Contouring made easy: Useful tips

  1. Base: Apply foundation and possibly concealer.
  2. Model cheekbones: Work out the cheekbones with a dark shade of powder or camouflage. This emphasizes the cheekbones and makes the face appear more defined.
  3. Optimize face shape: Depending on the shape of the face, the problem areas are concealed. This is how you apply make-up with the dark powder or camouflage along the side of the nostrils, along the hairline, along the chin and on both sides of the forehead. Always pay attention to your facial proportions and visually reduce the unflattering areas.
  4. Emphasize your advantages: Now you can specifically highlight your advantages with the light shade. The bridge of the nose, the middle of the forehead and chin, below the brow bone and above the cheek are often lightened.
  5. Blending: Blend the light and dark shades of makeup into each other using circular movements. Finally, no more transitions should be visible.
  6. Setting: The last step is to set the makeup, especially if you want it to last for a long time. For this you use a special fixing powder.

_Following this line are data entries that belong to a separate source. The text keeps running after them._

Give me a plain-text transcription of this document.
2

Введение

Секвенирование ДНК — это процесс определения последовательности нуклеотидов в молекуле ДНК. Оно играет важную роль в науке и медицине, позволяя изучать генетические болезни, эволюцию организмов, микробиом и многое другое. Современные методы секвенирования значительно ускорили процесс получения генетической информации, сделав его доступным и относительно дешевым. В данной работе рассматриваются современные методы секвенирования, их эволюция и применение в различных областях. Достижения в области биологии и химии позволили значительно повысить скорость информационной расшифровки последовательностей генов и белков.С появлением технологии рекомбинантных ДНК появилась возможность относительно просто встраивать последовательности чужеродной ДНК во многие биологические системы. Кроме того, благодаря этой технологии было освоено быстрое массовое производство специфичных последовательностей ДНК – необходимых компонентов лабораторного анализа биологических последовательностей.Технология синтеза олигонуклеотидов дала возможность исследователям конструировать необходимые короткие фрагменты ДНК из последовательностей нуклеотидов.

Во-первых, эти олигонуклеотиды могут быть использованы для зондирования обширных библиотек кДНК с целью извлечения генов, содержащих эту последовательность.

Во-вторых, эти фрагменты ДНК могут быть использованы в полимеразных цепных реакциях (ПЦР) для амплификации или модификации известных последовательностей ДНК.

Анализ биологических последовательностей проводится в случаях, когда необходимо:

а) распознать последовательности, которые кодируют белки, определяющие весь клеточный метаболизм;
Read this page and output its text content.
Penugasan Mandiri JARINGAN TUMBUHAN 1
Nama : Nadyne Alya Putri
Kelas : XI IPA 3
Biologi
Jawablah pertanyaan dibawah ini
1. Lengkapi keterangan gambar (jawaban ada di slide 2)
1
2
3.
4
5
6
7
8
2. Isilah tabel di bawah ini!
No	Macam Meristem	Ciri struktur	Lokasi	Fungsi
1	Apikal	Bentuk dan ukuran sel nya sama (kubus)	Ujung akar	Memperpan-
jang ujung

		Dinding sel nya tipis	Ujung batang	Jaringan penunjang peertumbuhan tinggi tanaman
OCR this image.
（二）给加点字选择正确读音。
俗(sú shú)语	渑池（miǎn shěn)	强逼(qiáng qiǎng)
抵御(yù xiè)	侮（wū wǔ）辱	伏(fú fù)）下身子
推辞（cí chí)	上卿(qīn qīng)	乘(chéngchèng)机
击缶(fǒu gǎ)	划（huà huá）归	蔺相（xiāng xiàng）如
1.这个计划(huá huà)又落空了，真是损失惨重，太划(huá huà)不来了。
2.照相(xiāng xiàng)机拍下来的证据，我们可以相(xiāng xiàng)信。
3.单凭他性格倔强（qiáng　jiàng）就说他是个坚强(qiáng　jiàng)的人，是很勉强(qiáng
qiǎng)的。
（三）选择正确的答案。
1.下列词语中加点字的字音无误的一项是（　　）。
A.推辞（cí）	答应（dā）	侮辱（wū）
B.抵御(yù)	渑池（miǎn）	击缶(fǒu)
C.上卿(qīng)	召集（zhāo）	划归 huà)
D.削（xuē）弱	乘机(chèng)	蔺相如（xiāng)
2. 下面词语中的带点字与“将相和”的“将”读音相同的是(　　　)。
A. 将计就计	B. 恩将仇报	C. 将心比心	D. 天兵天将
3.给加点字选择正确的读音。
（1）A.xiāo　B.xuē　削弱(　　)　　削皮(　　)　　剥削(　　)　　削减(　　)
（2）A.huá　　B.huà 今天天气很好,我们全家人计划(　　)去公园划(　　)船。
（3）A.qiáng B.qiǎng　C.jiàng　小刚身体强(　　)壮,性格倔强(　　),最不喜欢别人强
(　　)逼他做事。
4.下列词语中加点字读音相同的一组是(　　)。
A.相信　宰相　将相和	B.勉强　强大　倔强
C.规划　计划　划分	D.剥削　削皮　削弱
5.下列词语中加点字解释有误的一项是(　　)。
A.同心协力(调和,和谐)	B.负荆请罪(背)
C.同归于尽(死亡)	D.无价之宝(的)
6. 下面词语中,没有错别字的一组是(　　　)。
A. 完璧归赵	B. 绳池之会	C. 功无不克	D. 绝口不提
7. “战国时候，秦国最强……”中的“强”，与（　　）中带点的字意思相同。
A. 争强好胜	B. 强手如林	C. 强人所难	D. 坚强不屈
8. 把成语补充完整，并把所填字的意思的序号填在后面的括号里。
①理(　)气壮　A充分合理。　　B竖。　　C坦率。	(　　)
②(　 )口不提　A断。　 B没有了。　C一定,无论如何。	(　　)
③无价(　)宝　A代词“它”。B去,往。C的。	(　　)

Tipsdepending on the shape of your face

When contouring, it is very important that you know your face shape. Therefore, you should determine the shape of your face before applying make-up. You can determine this by combing your hair back and standing in front of a mirror. Now trace the contours of your face on the mirror with a pen. What kind of geometric shape resulted?

Oval face:The face is one and a half times as long as it is wide. This proportion is considered optimal and an ideal of beauty. You can proceed as described above: contour below the cheekbones, the crease of the eyelids and the sides of the nose, highlight under the eyebrows and on the cheekbones.

Elongated/narrow face:The forehead is high and the chin is very long. Here you have to highlight more than contour and only use a little shadow.

Square face:The forehead and jaw are really wide and the face looks a bit angular. You have to work more with the shadows and correctly contour the jaw, temples and cheekbones. Highlights are used above the cheekbones and below the eyebrows.

Heart-shaped face:The face becomes increasingly narrow towards the chin and looks triangular or heart-shaped. The chin, temples and hairline are contoured and the area below the eyebrows and above the cheekbones is lightened slightly.

Round face:The face is as wide as it is long and the cheekbones are barely visible. Here, just like with the square face, we mainly work with contours. You need to work with shadows below the cheekbones, on the temples and on the jaw. Apply highlighter under the eyebrows and on the cheekbones.